Ein Gedanke zu “Verherrlichung der Waffen-SS im Baltikum: Dieser Fall ist vielleicht sogar den Balten zu heikel

  1. Nun, da hat der lettische Verteidigungsminister nichts anderes getan als den Inhalt lettischer Politik zum Ausdruck gebracht. Die lettischen Staatspolitiker haben bis heute die Verherrlichung der SS nicht verboten, sondern lassen zu, dass ihre Menschen die SS verherrlichen aber verbieten die russische Sprache in ihrem Land, lassen zu die Beseitigung sämtlich Mahnmale der siegreiche Sowjetarmee über den deutschen Faschismus.

    Nun sollte man die Realität deutscher Politiker zum Hitler-Faschismus nicht unter den Teppich kehren. Ich hörte bisher noch nicht einen Aufschrei, von auch nur einen deutschen Politiker, dass an in Belgien noch lebende 27 SS-Söldner, die Adolf Hitler „Treue, Loyalität und Gehorsam bis in den Tod“ geschworen hatten, eine monatliche Rente zwischen 425 Euro und 1.275 Euro noch immer gezahlt bekommen wie die belgische Tageszeitung De Morgan im Februar 2019 mitteilte. Aber auch zu den Zahlungen laut Daten des Bundesarbeitsministeriums hörte ich keinen Aufschrei von einem deutschen Politiker, dass auch im Februar 2019 noch 2.033 „Hitler-Rentner“ in Schweden, die zwischen 82 und 101 Jahren alt sind und eine Rente zwischen 140 und 943 Euro pro Monat erhalten wie die schwedische Zeitung Dagens Nyheter ebenfalls im Februar 2019 schrieb. Die Zahlungen werden von den deutschen Politikern auch nicht bestritten, weil sie es als Verpflichtung der BRD ansehen, indem sie sich auf den Hitler-Eid.
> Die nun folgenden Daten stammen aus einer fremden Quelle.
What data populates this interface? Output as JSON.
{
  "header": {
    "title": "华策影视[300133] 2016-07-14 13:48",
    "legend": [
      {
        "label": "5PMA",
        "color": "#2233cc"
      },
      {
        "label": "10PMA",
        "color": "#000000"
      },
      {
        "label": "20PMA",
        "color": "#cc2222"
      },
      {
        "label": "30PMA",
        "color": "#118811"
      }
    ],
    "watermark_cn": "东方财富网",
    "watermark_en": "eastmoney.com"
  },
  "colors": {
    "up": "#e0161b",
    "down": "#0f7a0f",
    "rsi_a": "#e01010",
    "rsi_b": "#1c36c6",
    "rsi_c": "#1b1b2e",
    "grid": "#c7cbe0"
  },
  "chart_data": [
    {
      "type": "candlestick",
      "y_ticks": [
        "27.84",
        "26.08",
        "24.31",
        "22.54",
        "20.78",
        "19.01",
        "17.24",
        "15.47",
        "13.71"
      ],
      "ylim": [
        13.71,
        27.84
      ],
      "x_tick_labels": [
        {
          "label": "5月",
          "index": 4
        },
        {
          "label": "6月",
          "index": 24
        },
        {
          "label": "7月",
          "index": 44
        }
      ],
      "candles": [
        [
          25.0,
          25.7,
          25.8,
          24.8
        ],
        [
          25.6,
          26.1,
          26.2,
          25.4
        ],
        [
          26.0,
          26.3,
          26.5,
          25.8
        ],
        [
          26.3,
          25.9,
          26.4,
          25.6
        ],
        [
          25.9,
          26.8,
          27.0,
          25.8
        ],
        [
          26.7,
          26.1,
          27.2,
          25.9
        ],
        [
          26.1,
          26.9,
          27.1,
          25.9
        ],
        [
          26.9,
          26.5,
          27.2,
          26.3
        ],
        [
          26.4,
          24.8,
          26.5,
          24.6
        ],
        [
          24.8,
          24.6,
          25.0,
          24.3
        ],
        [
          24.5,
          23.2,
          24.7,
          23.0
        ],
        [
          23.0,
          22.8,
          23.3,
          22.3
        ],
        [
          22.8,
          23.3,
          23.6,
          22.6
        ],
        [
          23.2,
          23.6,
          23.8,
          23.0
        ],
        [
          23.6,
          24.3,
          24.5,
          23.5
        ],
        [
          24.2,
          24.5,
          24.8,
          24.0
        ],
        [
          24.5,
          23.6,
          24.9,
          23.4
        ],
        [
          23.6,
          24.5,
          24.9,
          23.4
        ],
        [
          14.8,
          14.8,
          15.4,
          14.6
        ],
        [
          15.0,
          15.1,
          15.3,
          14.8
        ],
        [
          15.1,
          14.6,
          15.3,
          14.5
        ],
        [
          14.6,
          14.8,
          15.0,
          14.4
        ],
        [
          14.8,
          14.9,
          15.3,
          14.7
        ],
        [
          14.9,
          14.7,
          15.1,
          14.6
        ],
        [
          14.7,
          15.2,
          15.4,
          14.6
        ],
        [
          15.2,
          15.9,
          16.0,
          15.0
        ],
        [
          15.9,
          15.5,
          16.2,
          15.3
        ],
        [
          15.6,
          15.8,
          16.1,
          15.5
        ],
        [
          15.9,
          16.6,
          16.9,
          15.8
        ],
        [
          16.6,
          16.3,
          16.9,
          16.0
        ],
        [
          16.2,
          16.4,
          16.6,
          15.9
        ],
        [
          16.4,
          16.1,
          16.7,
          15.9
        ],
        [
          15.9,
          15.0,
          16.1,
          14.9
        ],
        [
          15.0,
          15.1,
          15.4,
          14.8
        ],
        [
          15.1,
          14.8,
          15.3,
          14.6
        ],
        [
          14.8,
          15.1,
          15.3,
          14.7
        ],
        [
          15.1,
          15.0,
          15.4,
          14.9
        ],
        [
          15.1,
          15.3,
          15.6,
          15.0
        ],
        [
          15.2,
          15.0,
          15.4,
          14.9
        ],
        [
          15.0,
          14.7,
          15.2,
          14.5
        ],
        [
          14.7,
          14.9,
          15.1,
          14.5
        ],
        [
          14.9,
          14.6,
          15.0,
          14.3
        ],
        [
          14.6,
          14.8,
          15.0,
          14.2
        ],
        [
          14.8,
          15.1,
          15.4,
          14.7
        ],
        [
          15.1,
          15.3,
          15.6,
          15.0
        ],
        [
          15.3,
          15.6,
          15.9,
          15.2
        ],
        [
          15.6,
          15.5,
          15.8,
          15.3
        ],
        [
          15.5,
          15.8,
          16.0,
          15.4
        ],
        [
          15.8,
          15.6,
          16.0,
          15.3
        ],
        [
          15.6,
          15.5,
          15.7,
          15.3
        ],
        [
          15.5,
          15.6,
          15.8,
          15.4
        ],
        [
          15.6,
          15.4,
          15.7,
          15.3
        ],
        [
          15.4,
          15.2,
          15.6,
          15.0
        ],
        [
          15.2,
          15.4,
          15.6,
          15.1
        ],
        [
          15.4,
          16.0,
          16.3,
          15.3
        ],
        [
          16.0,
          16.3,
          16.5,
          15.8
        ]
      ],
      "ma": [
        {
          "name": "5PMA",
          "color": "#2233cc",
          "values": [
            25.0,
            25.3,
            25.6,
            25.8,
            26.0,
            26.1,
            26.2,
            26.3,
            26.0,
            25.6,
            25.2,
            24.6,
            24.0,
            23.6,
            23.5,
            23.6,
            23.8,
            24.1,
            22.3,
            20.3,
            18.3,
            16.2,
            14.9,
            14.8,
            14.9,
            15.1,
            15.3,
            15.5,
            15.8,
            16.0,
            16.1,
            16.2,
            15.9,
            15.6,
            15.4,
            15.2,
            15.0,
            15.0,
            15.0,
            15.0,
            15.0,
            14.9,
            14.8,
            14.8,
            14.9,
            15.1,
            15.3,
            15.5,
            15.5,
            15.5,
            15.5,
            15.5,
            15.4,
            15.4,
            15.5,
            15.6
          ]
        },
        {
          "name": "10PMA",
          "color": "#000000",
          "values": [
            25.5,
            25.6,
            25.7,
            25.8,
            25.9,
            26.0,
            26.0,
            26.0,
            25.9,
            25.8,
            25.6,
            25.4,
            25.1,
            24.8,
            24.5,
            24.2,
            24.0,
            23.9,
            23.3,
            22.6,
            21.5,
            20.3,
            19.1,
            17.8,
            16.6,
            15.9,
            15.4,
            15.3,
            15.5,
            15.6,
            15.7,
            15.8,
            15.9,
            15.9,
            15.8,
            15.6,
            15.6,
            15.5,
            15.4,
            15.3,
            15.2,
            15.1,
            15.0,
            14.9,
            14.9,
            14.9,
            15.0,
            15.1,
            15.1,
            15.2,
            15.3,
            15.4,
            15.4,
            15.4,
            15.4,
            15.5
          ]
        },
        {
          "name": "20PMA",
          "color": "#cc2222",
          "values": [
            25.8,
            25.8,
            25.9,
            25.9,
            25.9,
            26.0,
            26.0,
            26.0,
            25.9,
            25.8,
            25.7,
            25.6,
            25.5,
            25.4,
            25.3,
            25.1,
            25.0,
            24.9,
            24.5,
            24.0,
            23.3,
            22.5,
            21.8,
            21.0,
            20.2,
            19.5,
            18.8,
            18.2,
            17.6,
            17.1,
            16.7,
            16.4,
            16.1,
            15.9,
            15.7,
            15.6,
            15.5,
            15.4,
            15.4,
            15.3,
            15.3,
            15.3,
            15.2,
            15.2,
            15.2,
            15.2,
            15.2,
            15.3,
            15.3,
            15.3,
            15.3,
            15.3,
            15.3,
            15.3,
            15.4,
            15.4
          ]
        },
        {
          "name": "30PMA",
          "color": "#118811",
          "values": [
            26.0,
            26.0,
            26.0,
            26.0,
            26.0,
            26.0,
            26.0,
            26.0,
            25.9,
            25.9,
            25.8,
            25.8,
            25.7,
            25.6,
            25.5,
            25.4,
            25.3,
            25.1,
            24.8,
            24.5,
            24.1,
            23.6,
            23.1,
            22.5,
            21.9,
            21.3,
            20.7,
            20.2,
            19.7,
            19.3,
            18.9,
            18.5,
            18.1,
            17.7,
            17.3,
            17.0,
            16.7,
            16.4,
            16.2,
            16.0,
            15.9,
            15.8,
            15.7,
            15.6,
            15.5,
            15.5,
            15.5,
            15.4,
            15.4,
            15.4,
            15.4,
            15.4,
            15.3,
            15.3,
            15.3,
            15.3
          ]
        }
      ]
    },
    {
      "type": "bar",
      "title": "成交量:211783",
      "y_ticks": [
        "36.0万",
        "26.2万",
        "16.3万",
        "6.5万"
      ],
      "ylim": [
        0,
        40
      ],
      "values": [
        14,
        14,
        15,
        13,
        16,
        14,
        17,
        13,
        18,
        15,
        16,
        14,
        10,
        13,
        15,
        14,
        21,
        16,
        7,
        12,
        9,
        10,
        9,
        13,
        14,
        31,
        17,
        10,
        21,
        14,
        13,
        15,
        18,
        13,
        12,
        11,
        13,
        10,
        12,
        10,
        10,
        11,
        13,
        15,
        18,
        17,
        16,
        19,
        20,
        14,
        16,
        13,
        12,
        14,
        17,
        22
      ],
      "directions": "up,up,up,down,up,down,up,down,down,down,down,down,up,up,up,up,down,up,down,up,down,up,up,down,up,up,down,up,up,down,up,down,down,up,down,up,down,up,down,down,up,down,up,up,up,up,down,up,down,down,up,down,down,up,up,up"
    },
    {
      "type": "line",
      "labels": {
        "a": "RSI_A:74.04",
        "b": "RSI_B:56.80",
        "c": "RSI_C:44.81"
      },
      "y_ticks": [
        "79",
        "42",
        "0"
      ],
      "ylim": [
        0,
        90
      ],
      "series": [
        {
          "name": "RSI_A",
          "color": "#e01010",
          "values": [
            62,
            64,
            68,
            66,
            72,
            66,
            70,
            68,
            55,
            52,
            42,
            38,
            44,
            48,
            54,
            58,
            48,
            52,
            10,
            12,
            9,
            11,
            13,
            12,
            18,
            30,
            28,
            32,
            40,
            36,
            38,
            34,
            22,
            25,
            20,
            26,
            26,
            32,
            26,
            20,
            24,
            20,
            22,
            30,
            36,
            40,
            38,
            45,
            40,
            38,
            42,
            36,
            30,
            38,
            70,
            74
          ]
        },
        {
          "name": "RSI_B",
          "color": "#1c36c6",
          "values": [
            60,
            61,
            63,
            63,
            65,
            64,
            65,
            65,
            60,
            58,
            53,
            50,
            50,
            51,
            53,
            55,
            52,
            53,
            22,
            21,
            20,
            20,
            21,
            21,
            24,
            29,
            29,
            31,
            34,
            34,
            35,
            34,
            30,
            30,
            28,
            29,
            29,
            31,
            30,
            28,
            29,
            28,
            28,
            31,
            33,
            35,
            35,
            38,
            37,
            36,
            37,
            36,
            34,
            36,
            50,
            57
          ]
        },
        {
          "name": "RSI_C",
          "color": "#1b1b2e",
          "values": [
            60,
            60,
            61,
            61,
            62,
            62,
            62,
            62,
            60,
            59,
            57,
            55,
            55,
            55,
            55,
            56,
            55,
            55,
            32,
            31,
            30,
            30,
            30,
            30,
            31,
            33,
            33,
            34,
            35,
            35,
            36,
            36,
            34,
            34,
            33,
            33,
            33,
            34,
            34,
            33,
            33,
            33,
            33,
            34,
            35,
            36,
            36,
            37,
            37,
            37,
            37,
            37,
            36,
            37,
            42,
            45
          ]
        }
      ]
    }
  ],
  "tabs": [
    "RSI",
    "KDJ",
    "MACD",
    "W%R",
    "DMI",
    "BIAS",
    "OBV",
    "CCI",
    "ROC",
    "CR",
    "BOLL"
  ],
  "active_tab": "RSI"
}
    Nun erkläre man mir, wo der Unterschied zwischen den deutlichen Worten des lettischen Verteidigungsministers und dem jahrzehntelangen Handeln der deutschen Politiker besteht. Ich kann keinen Unterschied erkennen. Beide Handlungen dienen der Verherrlichung der SS. So treten die Politiker beider Länder das Potsdamer Abkommen mit Füßen und bringen deutlich ihre Missachtung zu den Entscheidungen des Nürnberger Tribunals zum Ausdruck. Die deutschen Politiker haben ihre Auffassung zum Hitler-Faschismus auch damit verdeutlicht, indem sie den Mitgliedern des Verbands der Verfolgten des Naziregimes (VVN) keine Rente zahlten aber den deutschen Nazi- und Kriegsverbrechern mit dem so genannten 131er Gesetz 1951 aus der Haft entlassen wurden und wieder zu Amt und Würde kamen und ihnen Entschädigungen zahlten. So ist es auch nicht verwunderlich, wenn sich der ehemalige deutsche Bundesaußenminister und jetzige Bundespräsident lächelnd in Kiew mit dortigen Faschistoiden fotografieren ließ und niemand daran Anstoß nimmt.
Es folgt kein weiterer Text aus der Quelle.